According to the Pew Research Center, Blacks, Hispanics, and Asians are more likely to admit to using cryptocurrencies.
Cleve Mesidor, executive director of the Blockchain Foundation, revealed that people of color use cryptocurrencies as “an alternative financial system to operate” without suffering the typical discrimination of banks.
“People of color sometimes have difficulty going to get a bank loan or going to get some sort of assistance from the government or a way to start their business and they’re turned down,” crypto enthusiast Steven Bumbera shared. “Crypto doesn’t care.”
Other cryptocurrency enthusiasts share that the benefits of managing money with blockchain technology outweigh the risks. Crypto loans allow borrowers to get money from a money changer or credit bureau without having to face racial discrimination.

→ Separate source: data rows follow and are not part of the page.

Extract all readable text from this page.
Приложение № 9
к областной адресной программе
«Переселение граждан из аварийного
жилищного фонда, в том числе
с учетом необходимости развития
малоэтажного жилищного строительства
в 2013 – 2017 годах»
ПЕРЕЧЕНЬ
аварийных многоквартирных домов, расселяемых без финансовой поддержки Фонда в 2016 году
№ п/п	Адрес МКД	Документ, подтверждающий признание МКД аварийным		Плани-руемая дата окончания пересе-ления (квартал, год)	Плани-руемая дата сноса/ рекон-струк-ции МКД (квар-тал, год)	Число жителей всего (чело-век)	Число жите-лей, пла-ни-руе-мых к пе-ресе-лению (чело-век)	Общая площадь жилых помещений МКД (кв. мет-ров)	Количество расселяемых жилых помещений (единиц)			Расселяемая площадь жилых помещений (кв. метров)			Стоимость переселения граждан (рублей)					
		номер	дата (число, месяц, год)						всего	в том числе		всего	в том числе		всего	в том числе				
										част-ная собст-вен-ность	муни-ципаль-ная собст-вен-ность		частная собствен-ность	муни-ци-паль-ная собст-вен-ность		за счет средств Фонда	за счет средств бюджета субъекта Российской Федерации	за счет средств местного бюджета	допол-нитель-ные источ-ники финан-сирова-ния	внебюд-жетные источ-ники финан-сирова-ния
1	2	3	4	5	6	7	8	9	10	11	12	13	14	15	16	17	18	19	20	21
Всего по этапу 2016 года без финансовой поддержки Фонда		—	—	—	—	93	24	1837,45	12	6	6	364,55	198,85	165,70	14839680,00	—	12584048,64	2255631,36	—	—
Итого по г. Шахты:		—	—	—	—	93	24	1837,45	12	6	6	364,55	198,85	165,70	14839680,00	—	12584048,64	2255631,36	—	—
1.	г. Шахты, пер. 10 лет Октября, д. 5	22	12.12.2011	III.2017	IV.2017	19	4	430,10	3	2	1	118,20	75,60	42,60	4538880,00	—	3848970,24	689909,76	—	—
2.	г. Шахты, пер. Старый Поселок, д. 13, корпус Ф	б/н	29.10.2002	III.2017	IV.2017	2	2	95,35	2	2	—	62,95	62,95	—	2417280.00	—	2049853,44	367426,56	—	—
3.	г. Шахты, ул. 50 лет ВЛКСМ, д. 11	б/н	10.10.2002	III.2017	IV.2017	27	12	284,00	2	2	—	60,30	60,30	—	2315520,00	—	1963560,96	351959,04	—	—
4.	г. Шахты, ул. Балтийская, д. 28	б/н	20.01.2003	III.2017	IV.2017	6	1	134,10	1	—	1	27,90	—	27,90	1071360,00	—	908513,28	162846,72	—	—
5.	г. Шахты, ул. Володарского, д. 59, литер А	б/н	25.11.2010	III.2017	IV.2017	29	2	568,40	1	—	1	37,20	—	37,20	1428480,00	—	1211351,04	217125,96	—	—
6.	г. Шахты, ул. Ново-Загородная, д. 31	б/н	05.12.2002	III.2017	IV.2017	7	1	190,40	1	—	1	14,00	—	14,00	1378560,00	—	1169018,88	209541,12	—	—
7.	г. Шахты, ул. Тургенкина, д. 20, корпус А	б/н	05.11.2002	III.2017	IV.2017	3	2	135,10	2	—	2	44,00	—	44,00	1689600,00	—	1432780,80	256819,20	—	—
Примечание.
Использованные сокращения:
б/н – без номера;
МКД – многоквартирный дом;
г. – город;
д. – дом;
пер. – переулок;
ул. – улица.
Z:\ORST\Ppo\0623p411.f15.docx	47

“If you are on chain, and you have a wallet address, you’re a wallet address – that’s it,” says Bumbera.“Crypto doesn’t care about color, race, sexual orientation.”
Enthusiasts believe that crypto can be use to directly fund businesses and organizations without penalizing certain third-party donations when transferring money.
As more people of color enter the market, Terri Williams warns that the new financial limits also come with risks and challenges.
“Crypto is not a competitor to traditional banking, but a complement,” she said. “There will continue to be a need for traditional banking services, but crypto, in moderation, can provide opportunities for wealth building and opportunities to develop new services – such as remittance services – that can better meet the needs of the Black community.”